Between these growth drivers, Microsoft is forecasted to see its revenue grow by double-digits every year through 2030:

MSFT revenue growth

Seeking Alpha

Of course, forecasting revenues 5 or 8 years from now comes with considerable uncertainties. So let’s assume that actual growth will be just half as high as expected, even though Microsoft has a history of outperforming expectations — it has beaten revenue estimates in 9 out of the last 10 quarters. If revenue growth is just half as high as expected, that would pencil out to an annual growth rate of around 6%. That would still be far from bad. Earnings per share growth should be higher, due to the impact of share repurchases. With Microsoft trading at a low 20s earnings multiple today, it can repurchase shares at a pretty meaningful pace.

MSFT TTM Stock Buybacks
Data by YCharts

Buybacks have totaled $31 billion over the last year, equal to around 2% of the company’s market capitalization. The buyback amount has been steadily growing, however, which is why I believe that future buybacks will be higher. But even with 2% of its shares being bought back per year, Microsoft’s earnings per share would likely grow at a pace of 8% in the 6% revenue growth scenario.

Thus, when we expect that MSFT will massively underperform expectations and grow just half as much as forecasted, even though MSFT has a history of performing better than expected, Microsoft still should deliver a high-single-digit earnings per share growth rate. Shorting unprofitable companies, or those with declining profits, seems like a better idea to me compared to shorting highly profitable companies with good earnings growth outlooks that can buy back shares at a hefty pace.

Microsoft: Valuation Is Undemanding

Last but not least, there’s a final reason why I believe that Microsoft is far from a great short today. In fact, I believe that MSFT is suitable for a long investment at current prices.

The company’s valuation was pretty high a year ago, but has come down to a very reasonable level in the recent past:

MSFT PE Ratio Forward, 3y, 5y, 10y median
Data by YCharts

At current prices, Microsoft trades for a low-20s earnings multiple, while next year’s earnings multiple is even lower, at just 19. That is, I believe, an inexpensive valuation for a company of great quality that has a compelling growth outlook.

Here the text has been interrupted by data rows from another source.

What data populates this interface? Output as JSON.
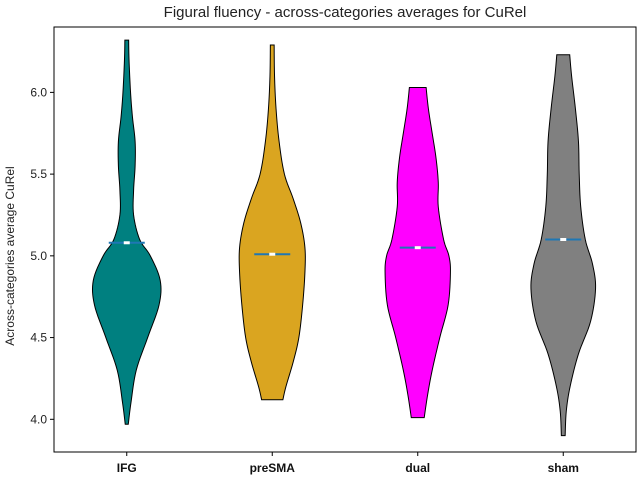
{
  "chart_data": {
    "type": "violin",
    "title": "Figural fluency - across-categories averages for CuRel",
    "xlabel": "",
    "ylabel": "Across-categories average CuRel",
    "ylim": [
      3.8,
      6.4
    ],
    "yticks": [
      4.0,
      4.5,
      5.0,
      5.5,
      6.0
    ],
    "ytick_labels": [
      "4.0",
      "4.5",
      "5.0",
      "5.5",
      "6.0"
    ],
    "categories": [
      "IFG",
      "preSMA",
      "dual",
      "sham"
    ],
    "grid": false,
    "violins": [
      {
        "category": "IFG",
        "color": "#008080",
        "min": 3.97,
        "max": 6.32,
        "mean": 5.08,
        "profile": [
          [
            3.97,
            0.04
          ],
          [
            4.1,
            0.11
          ],
          [
            4.3,
            0.25
          ],
          [
            4.5,
            0.55
          ],
          [
            4.7,
            0.85
          ],
          [
            4.85,
            0.88
          ],
          [
            5.0,
            0.62
          ],
          [
            5.1,
            0.34
          ],
          [
            5.25,
            0.18
          ],
          [
            5.4,
            0.18
          ],
          [
            5.55,
            0.22
          ],
          [
            5.7,
            0.22
          ],
          [
            5.85,
            0.15
          ],
          [
            6.0,
            0.1
          ],
          [
            6.2,
            0.06
          ],
          [
            6.32,
            0.05
          ]
        ]
      },
      {
        "category": "preSMA",
        "color": "#DAA520",
        "min": 4.12,
        "max": 6.29,
        "mean": 5.01,
        "profile": [
          [
            4.12,
            0.28
          ],
          [
            4.2,
            0.36
          ],
          [
            4.35,
            0.55
          ],
          [
            4.5,
            0.7
          ],
          [
            4.7,
            0.8
          ],
          [
            4.9,
            0.86
          ],
          [
            5.05,
            0.86
          ],
          [
            5.2,
            0.75
          ],
          [
            5.35,
            0.55
          ],
          [
            5.5,
            0.32
          ],
          [
            5.7,
            0.18
          ],
          [
            5.9,
            0.1
          ],
          [
            6.1,
            0.06
          ],
          [
            6.29,
            0.05
          ]
        ]
      },
      {
        "category": "dual",
        "color": "#FF00FF",
        "min": 4.01,
        "max": 6.03,
        "mean": 5.05,
        "profile": [
          [
            4.01,
            0.17
          ],
          [
            4.15,
            0.26
          ],
          [
            4.3,
            0.38
          ],
          [
            4.5,
            0.58
          ],
          [
            4.7,
            0.8
          ],
          [
            4.9,
            0.86
          ],
          [
            5.0,
            0.82
          ],
          [
            5.1,
            0.68
          ],
          [
            5.3,
            0.54
          ],
          [
            5.45,
            0.54
          ],
          [
            5.6,
            0.48
          ],
          [
            5.75,
            0.38
          ],
          [
            5.9,
            0.28
          ],
          [
            6.03,
            0.22
          ]
        ]
      },
      {
        "category": "sham",
        "color": "#808080",
        "min": 3.9,
        "max": 6.23,
        "mean": 5.1,
        "profile": [
          [
            3.9,
            0.05
          ],
          [
            4.05,
            0.08
          ],
          [
            4.2,
            0.18
          ],
          [
            4.4,
            0.4
          ],
          [
            4.6,
            0.72
          ],
          [
            4.8,
            0.85
          ],
          [
            4.95,
            0.77
          ],
          [
            5.1,
            0.58
          ],
          [
            5.3,
            0.46
          ],
          [
            5.5,
            0.42
          ],
          [
            5.7,
            0.4
          ],
          [
            5.9,
            0.32
          ],
          [
            6.1,
            0.22
          ],
          [
            6.23,
            0.17
          ]
        ]
      }
    ]
  }
}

Also, very telling, it represents a clear discount compared to how Microsoft was valued over the last three and five years. In fact, its valuation could expand by close to 50% for the company to trade in line with the averages over the last 3 and 5 years. The 10-year median earnings multiple is lower, but still around 20% higher than the company’s current valuation. This suggests that right now is a relatively opportune time to add shares of Microsoft. At the same time, with MSFT trading below the historic valuation norm today, it looks like a rather bad time to enter a short position. Microsoft was trading at a historically high earnings multiple of 36 at the beginning of the year — it would have been a much better short back then. But shares have dropped more than 30% since then, and now they don’t look like a good short at all, I believe.

Takeaway

Microsoft is a great company with a compelling long-term growth outlook. At the same time, its current valuation is below the historically normal range today. I thus believe that right now is a bad time to enter a short position in Microsoft stock, especially as it has proven to be very resilient versus recessions in the past.

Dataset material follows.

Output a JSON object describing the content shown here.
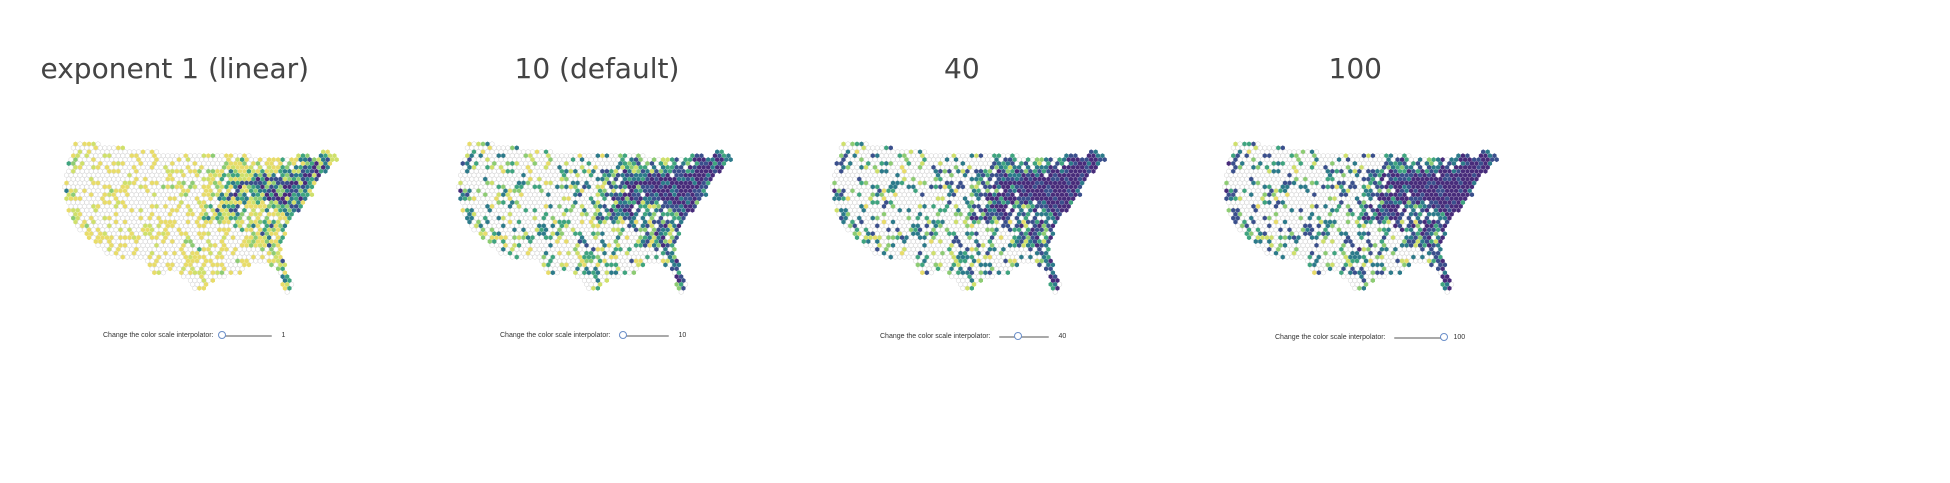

Of course, every stock could decline during an ongoing market downturn. But if one wants to speculate on that, shorting the indices could be a better idea. Alternatively, shorting non-profitable or highly leveraged companies could be a solid way to play an ongoing market downturn. But shorting one of the highest-quality companies in the world while it is trading at a clear discount compared to how it used to be valued does not seem like a good strategy to me — it could lose short sellers a lot of money.